Figure 3 shows a performance profile that compares the running times of BigM-6-R and SOS1-R on the 688 instances that at least one method solves. We observe several interesting aspects. First, the SOS1-based approach is the faster method for over 65% of the instances (see the leftmost point of the dashed curve). This is very much in contrast to the results without the valid inequality. Second, the reliability advantage of the big-M-based approach decreases significantly. BigM-6-R solves 73 instances that SOS1-R cannot solve within the time limit, but SOS1-R also solves 46 instances that BigM-6-R cannot solve.

According to Fig. 3, the only reason for choosing BigM-6-R over the SOS1-based approach is that it “solves” more instances.
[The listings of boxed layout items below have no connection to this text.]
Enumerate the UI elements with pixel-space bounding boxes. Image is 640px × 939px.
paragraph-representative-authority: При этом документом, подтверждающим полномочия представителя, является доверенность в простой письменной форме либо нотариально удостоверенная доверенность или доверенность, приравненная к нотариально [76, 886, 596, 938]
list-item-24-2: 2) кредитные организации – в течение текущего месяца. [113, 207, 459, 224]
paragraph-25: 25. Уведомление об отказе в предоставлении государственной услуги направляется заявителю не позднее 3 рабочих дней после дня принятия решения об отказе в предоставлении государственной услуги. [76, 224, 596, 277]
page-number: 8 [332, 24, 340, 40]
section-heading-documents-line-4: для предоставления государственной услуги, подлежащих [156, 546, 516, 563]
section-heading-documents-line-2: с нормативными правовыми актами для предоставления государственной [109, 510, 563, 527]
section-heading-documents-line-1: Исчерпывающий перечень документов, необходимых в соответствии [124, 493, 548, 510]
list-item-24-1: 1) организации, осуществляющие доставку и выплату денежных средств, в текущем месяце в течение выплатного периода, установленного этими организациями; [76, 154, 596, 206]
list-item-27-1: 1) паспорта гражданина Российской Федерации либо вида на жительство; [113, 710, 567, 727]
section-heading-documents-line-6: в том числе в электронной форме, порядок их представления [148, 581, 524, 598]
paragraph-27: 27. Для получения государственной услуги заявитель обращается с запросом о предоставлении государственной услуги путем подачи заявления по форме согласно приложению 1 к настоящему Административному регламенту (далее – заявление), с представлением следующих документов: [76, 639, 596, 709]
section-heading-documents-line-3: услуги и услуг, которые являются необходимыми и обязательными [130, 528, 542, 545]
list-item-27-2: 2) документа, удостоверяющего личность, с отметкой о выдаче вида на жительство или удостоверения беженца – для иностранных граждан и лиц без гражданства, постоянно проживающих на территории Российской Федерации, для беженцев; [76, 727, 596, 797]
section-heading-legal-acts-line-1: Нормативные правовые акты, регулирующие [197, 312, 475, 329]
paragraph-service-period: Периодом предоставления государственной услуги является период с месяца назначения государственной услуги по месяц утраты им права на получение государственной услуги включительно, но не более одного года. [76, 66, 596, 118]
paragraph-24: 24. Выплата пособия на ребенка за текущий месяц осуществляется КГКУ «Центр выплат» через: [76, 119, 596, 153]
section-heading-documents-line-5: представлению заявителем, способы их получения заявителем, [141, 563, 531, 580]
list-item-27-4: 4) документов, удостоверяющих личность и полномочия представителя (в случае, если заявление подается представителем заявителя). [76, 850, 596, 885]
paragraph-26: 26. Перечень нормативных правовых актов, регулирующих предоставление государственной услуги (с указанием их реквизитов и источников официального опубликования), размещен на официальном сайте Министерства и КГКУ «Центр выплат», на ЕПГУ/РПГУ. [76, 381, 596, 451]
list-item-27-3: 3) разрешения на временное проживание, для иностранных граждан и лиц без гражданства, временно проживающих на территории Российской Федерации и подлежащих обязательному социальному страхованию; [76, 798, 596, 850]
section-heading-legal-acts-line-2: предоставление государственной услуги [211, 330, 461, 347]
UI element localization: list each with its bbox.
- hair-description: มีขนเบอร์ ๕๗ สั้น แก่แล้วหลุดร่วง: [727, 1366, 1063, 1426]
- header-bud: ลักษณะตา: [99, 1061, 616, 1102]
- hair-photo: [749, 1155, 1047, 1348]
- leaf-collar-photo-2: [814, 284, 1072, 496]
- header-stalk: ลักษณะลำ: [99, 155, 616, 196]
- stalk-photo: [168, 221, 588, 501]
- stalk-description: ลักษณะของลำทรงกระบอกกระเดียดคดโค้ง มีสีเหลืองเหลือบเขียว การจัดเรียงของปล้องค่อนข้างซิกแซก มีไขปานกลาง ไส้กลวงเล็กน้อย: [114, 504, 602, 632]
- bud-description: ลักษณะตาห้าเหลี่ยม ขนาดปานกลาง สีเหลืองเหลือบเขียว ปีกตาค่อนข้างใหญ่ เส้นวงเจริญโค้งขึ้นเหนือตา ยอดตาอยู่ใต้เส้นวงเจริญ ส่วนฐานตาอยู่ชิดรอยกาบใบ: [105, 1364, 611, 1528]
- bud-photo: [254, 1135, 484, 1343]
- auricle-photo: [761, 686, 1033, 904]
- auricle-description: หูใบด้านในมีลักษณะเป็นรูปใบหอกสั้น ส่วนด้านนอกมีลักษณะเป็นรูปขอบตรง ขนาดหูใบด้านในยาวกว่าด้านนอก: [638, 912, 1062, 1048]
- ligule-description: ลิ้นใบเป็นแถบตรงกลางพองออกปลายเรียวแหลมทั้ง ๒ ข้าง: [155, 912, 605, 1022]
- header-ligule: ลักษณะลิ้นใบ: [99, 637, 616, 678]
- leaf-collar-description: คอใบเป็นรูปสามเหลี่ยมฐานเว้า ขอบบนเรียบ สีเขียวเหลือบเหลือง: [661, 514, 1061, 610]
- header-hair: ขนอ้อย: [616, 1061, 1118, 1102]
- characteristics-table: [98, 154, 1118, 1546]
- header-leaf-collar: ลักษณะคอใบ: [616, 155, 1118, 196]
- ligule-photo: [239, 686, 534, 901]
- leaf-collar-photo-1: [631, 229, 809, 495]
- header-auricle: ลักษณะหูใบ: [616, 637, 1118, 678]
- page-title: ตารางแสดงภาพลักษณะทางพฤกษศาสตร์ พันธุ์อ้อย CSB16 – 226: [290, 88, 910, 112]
However, this is a very ambivalent statement, because there is always the possibility that the “solutions” obtained by big-$$M$$-based methods are simply wrong due to a too small or too large value for $$M$$. In contrast, we highlight that the SOS1-based method either provides the correct optimal solution or terminates with a suboptimal solution and a trustworthy optimality gap. In fact, if we look at the 73 instances that only BigM-6-R solves, it turns out that the objective function values of the solutions provided by the SOS1-based solver always exactly match the objective function value of the “globally optimal” solutions provided by BigM-6-R.

## 4 Practical implications for linear bilevel optimization

The results presented in this note indicate the following. In general, the big-M approach is faster and “solves” more instances, especially if the value of M can be chosen small. Thus, whenever one is able to determine valid values of M, e.g., based on problem-specific knowledge, then one should use the big-M approach. On the other hand, if one does not have such problem-specific knowledge, one really should not use the big-M approach. In this note, we showed that there is also no need anymore to use it: The SOS1 approach equipped with the discussed root-node inequalities lead to comparable results on our test set. Moreover, this extended SOS1 approach is also easy to implement and, especially in the light of the validity of the obtained results, the small amount of extra work is worth the effort. To sum up, we hope that these results will change the “best-practice” in applied linear bilevel optimization and thus will lead to more trustworthy results of bilevel models in OR applications.